In a medium bowl, whisk together the all-purpose flour, pumpkin pie spice, baking soda, and salt. Make sure there are no lumps so your cake bakes evenly. Set this mixture aside for now.

3. Mix Wet Ingredients

In a large bowl, combine the granulated sugar, brown sugar, and melted butter. Stir until well combined. Add the pumpkin puree, eggs, and milk, mixing until smooth.

4. Combine Wet and Dry

Gradually add the dry ingredient mixture to the wet ingredients. Mix just until combined; do not overmix. Overmixing can lead to a tough sheet cake.

5. Bake the Cake

Pour the batter into your prepared 9×13 inch baking pan. Spread it evenly with a spatula. Bake for 30-35 minutes, or until a wooden skewer inserted into the center comes out clean.

6. Cool Completely

Remove the sheet cake from the oven and let it cool in the pan on a wire rack. It’s crucial for the cake to be completely cool before frosting. This prevents your frosting from melting.

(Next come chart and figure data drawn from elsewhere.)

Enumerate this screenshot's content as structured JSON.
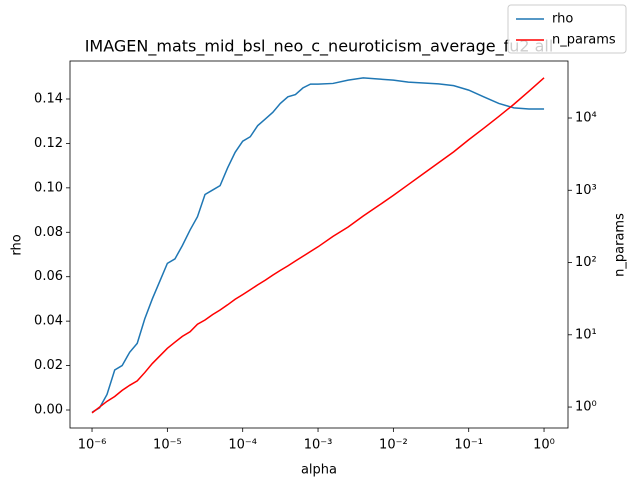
{
  "chart_data": {
    "type": "line",
    "title": "IMAGEN_mats_mid_bsl_neo_c_neuroticism_average_fu2 all",
    "x_label": "alpha",
    "y_label": "rho",
    "y2_label": "n_params",
    "x_scale": "log",
    "y2_scale": "log",
    "legend": "upper right",
    "x": [
      1e-06,
      1.26e-06,
      1.58e-06,
      2e-06,
      2.51e-06,
      3.16e-06,
      3.98e-06,
      5.01e-06,
      6.31e-06,
      7.94e-06,
      1e-05,
      1.26e-05,
      1.58e-05,
      2e-05,
      2.51e-05,
      3.16e-05,
      3.98e-05,
      5.01e-05,
      6.31e-05,
      7.94e-05,
      0.0001,
      0.000126,
      0.000158,
      0.0002,
      0.000251,
      0.000316,
      0.000398,
      0.000501,
      0.000631,
      0.000794,
      0.001,
      0.00158,
      0.00251,
      0.00398,
      0.00631,
      0.01,
      0.0158,
      0.0251,
      0.0398,
      0.0631,
      0.1,
      0.158,
      0.251,
      0.398,
      0.631,
      1
    ],
    "series": [
      {
        "name": "rho",
        "color": "#1f77b4",
        "axis": "y",
        "values": [
          -0.001,
          0.001,
          0.007,
          0.018,
          0.02,
          0.026,
          0.03,
          0.041,
          0.05,
          0.058,
          0.066,
          0.068,
          0.074,
          0.081,
          0.087,
          0.097,
          0.099,
          0.101,
          0.109,
          0.116,
          0.121,
          0.123,
          0.128,
          0.131,
          0.134,
          0.138,
          0.141,
          0.142,
          0.145,
          0.1467,
          0.1467,
          0.147,
          0.1485,
          0.1495,
          0.149,
          0.1485,
          0.1476,
          0.1472,
          0.1468,
          0.146,
          0.144,
          0.141,
          0.138,
          0.136,
          0.1355,
          0.1355
        ]
      },
      {
        "name": "n_params",
        "color": "#ff0000",
        "axis": "y2",
        "values": [
          0.83,
          1.0,
          1.2,
          1.4,
          1.7,
          2.0,
          2.3,
          3.0,
          4.0,
          5.1,
          6.5,
          7.9,
          9.5,
          11,
          14,
          16,
          19,
          22,
          26,
          31,
          36,
          42,
          49,
          57,
          67,
          78,
          90,
          105,
          122,
          142,
          165,
          230,
          310,
          440,
          610,
          850,
          1200,
          1700,
          2400,
          3400,
          5000,
          7200,
          10500,
          15500,
          23500,
          36000
        ]
      }
    ],
    "xlim": [
      5.1e-07,
      2.08
    ],
    "xticks": [
      {
        "value": 1e-06,
        "label": "10⁻⁶"
      },
      {
        "value": 1e-05,
        "label": "10⁻⁵"
      },
      {
        "value": 0.0001,
        "label": "10⁻⁴"
      },
      {
        "value": 0.001,
        "label": "10⁻³"
      },
      {
        "value": 0.01,
        "label": "10⁻²"
      },
      {
        "value": 0.1,
        "label": "10⁻¹"
      },
      {
        "value": 1,
        "label": "10⁰"
      }
    ],
    "ylim": [
      -0.0081,
      0.1571
    ],
    "yticks": [
      {
        "value": 0,
        "label": "0.00"
      },
      {
        "value": 0.02,
        "label": "0.02"
      },
      {
        "value": 0.04,
        "label": "0.04"
      },
      {
        "value": 0.06,
        "label": "0.06"
      },
      {
        "value": 0.08,
        "label": "0.08"
      },
      {
        "value": 0.1,
        "label": "0.10"
      },
      {
        "value": 0.12,
        "label": "0.12"
      },
      {
        "value": 0.14,
        "label": "0.14"
      }
    ],
    "y2lim": [
      0.513,
      61500
    ],
    "y2ticks": [
      {
        "value": 1,
        "label": "10⁰"
      },
      {
        "value": 10,
        "label": "10¹"
      },
      {
        "value": 100,
        "label": "10²"
      },
      {
        "value": 1000,
        "label": "10³"
      },
      {
        "value": 10000,
        "label": "10⁴"
      }
    ]
  }
}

7. Make the Cream Cheese Frosting

In a large bowl, beat the softened cream cheese and softened butter together until creamy. Gradually add the sifted powdered sugar, one cup at a time, beating until smooth. Stir in the vanilla extract.

8. Frost Your Sheet Cake

Once the cake is completely cool, spread the cream cheese frosting evenly over the top. You can use an offset spatula for a smooth finish. Now your pumpkin spice sheet cake is ready to enjoy!

Variation Ideas

  • Nutty Crunch: Sprinkle chopped pecans or walnuts on top of the frosting for added texture.
  • Chocolate Swirl: Melt a small amount of chocolate and drizzle it over the frosting before serving.
  • Ginger Zing: Add 1/2 teaspoon of ground ginger to the cake batter for an extra spicy kick.

Storage Instructions

Store leftover Pumpkin Spice Sheet Cake covered in the refrigerator for up to 3-4 days. The cream cheese frosting requires refrigeration. You can bring it to room temperature for about 30 minutes before serving if you prefer a softer frosting.

Frequently Asked Questions (FAQ)

Q: Can I use fresh pumpkin instead of canned puree?

A: Yes, you can use homemade pumpkin puree, but ensure it’s thick and not watery.

Q: My cake is too dense, what went wrong?

A: Overmixing the batter is a common cause of dense cakes. Mix just until the ingredients are combined.

Q: Can I make this a day ahead?

A: Absolutely! This sheet cake recipe is perfect for making a day in advance, as the flavors often deepen.

Q: Why did my frosting turn out lumpy?

A: Ensure your cream cheese and butter are thoroughly softened before you begin mixing. Cold ingredients lead to lumpy frosting.

Q: Can I freeze pumpkin spice sheet cake?

A: Yes, you can freeze individual slices or the whole cake (unfrosted is best, or with a very firm frosting) wrapped tightly for up to 2-3 months. Thaw in the refrigerator.